Merujuk informasi dari Kementerian Pendidikan dan Kebudayaan dalam Fort in Indonesia 1839-1845, Benteng Pendem Ngawi awalnya bernama Fort Van Den Bosch atau Benteng Van Den Bosch. Melalui relung pintu masuk utama terdapat sengkalan angka 1839-1845, yang artinya pembangunan benteng berlangsung selama periode tersebut.

Pintu masuk utama sisi barat Benteng Van Der Bosch atau Benteng Pendem di Ngawi. Tampak tulisan tahun pembangunan benteng berlatar merah di atas pintu
Pintu masuk utama sisi barat Benteng Van Der Bosch atau Benteng Pendem di Ngawi. Tampak tulisan tahun pembangunan benteng berlatar merah di atas pintu/Ibnu Rustamadji

Pembangunan dilakukan tepat sembilan tahun setelah Perang Diponegoro. Inisiatornya adalah Johannes Van Den Bosch, Gubernur Jenderal Hindia Belanda yang memprakarsai sistem cultuurstelsel atau tanam paksa. Van Den Bosch menggalakkan tanam paksa seiring pembangunan Benteng Pendem, yang bertujuan menjaga stabilitas ekonomi dan pertahanan tanah Jawa dari cengkeraman koloni lain.

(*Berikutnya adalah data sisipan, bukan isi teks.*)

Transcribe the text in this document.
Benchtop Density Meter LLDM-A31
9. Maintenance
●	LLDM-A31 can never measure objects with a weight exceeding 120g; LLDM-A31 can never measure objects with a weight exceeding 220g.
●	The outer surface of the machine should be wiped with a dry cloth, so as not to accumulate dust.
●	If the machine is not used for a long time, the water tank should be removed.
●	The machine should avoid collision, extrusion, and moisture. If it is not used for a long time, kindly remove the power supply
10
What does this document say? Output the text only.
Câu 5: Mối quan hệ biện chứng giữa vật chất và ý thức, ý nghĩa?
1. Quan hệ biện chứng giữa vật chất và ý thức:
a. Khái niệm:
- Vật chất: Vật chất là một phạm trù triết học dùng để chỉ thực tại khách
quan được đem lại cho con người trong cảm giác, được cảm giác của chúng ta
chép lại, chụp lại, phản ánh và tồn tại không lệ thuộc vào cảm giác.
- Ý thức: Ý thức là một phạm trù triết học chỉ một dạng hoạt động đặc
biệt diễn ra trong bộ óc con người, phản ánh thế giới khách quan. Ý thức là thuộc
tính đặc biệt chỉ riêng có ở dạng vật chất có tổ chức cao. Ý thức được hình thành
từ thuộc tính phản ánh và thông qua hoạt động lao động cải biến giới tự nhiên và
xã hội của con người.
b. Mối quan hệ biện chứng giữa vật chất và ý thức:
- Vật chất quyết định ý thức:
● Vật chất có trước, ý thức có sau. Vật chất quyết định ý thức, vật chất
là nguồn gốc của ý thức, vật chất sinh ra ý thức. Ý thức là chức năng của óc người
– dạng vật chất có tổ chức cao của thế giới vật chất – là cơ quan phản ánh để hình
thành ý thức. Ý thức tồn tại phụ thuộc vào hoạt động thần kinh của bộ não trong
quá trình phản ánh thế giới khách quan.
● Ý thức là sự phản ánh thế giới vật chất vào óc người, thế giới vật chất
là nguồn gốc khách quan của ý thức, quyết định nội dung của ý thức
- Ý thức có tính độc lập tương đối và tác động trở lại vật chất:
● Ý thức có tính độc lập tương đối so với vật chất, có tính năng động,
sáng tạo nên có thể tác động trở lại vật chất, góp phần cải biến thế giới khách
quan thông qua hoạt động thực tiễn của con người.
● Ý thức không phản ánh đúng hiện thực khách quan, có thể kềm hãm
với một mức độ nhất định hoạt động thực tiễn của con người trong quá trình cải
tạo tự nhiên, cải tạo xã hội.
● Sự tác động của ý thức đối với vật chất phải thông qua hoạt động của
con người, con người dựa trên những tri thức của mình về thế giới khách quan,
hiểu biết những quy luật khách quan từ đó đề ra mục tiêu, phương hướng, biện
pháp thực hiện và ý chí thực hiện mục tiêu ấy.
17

Van Den Bosch belajar dari pengalaman pahit di tahun 1811, ketika Inggris membobol pertahanan Pulau Jawa dengan mudah. Hal ini terjadi lantaran benteng-benteng VOC di sepanjang kota pesisir dihancurkan oleh Herman Willem Daendels, Gubernur Jenderal sebelumnya. Ia meminta untuk diganti dengan sistem yang lebih mobile.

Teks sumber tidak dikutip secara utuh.